Zahllose Menschen solidarisierten sich mit dem "Problembär" Bruno - aber es half nichts. Und so stehen seine sterblichen Überreste heute ausgestopft im Museum Mensch und Natur in München. Autor: Herbert Becker
Früher trugen Haustiere eher einfältige Namen: der Schäferhund wurde Rex und die Katze Muschi gerufen, das Kaninchen hieß Hoppel. Hühner hielt man gar nicht für der Mühe wert, sie persönlich anzusprechen; bestenfalls trugen sie den Sammelnamen Berta. Das hat sich mit der Rolle, die diese Tiere in unserem Leben spielen, geändert. Während Huhn, Hund und Katz früher konkrete Aufgaben zu erfüllen hatten und Hoppel irgendwann in der Bratröhre landete, gelten sie heute allesamt als Familienangehörige. Man hat - zumal in besseren Kreisen - schon von Hunden namens Mortimer gehört, ferner von Katzen, die Kleopatra heißen und dementsprechend verehrt werden.
Meister Petz und das Wildtiermanagement
Bei den wild lebenden Tieren war die Ausgangssituation eine andere, die Entwicklung ist dennoch vergleichbar. In alter Zeit sprach man vom Wolf als Meister Isegrim, vom Bären als Meister Petz und sogar der Hase durfte den Titel Meister Lampe tragen. Wolf und Bär waren Feinde des Menschen, das schon, trotzdem begegnete er ihnen, wie man heute sagen würde: auf Augenhöhe. Respekt und Hochachtung vor ihnen kamen - naturgemäß - mit ihrer Ausrottung abhanden, und jetzt, wo sie vereinzelt zurückkehren, weiß man nicht so recht, wie man mit ihnen verfahren soll. Um das Zusammenleben mit ihnen so konfliktfrei wie möglich zu gestalten, wurde das so genannte Wildtiermanagement erfunden.
In dessen Rahmen fallen insbesondere der Steuerungs- und Arbeitsgruppe
"Große Beutegreifer" wichtige Aufgaben zu. Die Gruppe wurde 2006 gegründet - im Dezember, und somit zu spät, als dass der Braunbär Bruno die Früchte ihres Wirkens noch hätte genießen können. Bruno war ein halbes Jahr zuvor, am
26. Juni erlegt, um nicht zu sagen: gemeuchelt worden. Als erster Braunbär seit 170 Jahren hatte er seine Tatzen auf bayerisches Territorium gesetzt; er war in Hühnerställe eingedrungen, hatte Bienenstöcke aufgebrochen, ferner Schafe und Ziegen gerissen.

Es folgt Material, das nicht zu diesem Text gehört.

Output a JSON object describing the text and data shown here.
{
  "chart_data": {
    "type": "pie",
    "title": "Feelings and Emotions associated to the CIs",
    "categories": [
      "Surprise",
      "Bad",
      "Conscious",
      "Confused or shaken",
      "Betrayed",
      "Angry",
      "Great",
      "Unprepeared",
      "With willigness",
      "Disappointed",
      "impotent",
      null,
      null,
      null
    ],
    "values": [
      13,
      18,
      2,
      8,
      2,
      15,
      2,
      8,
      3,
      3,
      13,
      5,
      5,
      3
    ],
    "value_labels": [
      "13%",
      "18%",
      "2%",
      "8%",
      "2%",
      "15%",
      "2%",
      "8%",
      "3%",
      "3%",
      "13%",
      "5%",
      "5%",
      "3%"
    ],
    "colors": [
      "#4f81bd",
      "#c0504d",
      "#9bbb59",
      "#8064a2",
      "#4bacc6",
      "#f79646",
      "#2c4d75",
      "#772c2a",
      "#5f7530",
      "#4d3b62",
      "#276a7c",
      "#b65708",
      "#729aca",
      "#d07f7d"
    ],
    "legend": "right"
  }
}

Daraufhin hatte ihn die Bürokratie in rascher Folge von der Kategorie Normalbär in die Kategorien Schadbär, Problembär und Risikobär umgestuft und schließlich zum Abschuss freigegeben.
Jay-Jay-One, genannt Bruno
Zurück zur Namensgebung: Die Wissenschaftler in dem italienischen Naturpark,
in dem der Bär geboren war, hatten ihn - nüchtern wie Wissenschaftler nun einmal sind - Jot-Jot-Eins genannt. Kaum, dass er ins Licht der Öffentlichkeit tappte, wurde daraus das vertraulichere Jay-Jay-One. Als er aber auf seiner Hunderte von Kilometern langen Wanderung immer größere Popularität erlangte, war ein richtiger Name fällig. "Bruno" eignete sich: Es bringt zum Ausdruck, dass er braun war, und es fängt mit B an. Wie Bär.
Bruno war großartig. Mit ihm konnte man sich identifizieren. Für ihn konnte man sich, wenn er seinen Jägern entkam, freuen. Um ihn konnte man ungehemmt trauern. Und ihm ist es zu verdanken, dass es heute neben dem Tag des Hundes, dem Welttag der Katze, dem Internationalen Tag des Hasen und - jawohl, auch das - dem Tag des Geflügels! einen Bärengedenktag gibt; zu eben diesem nämlich erklärte die "Stiftung für Bären" den 26. Juni.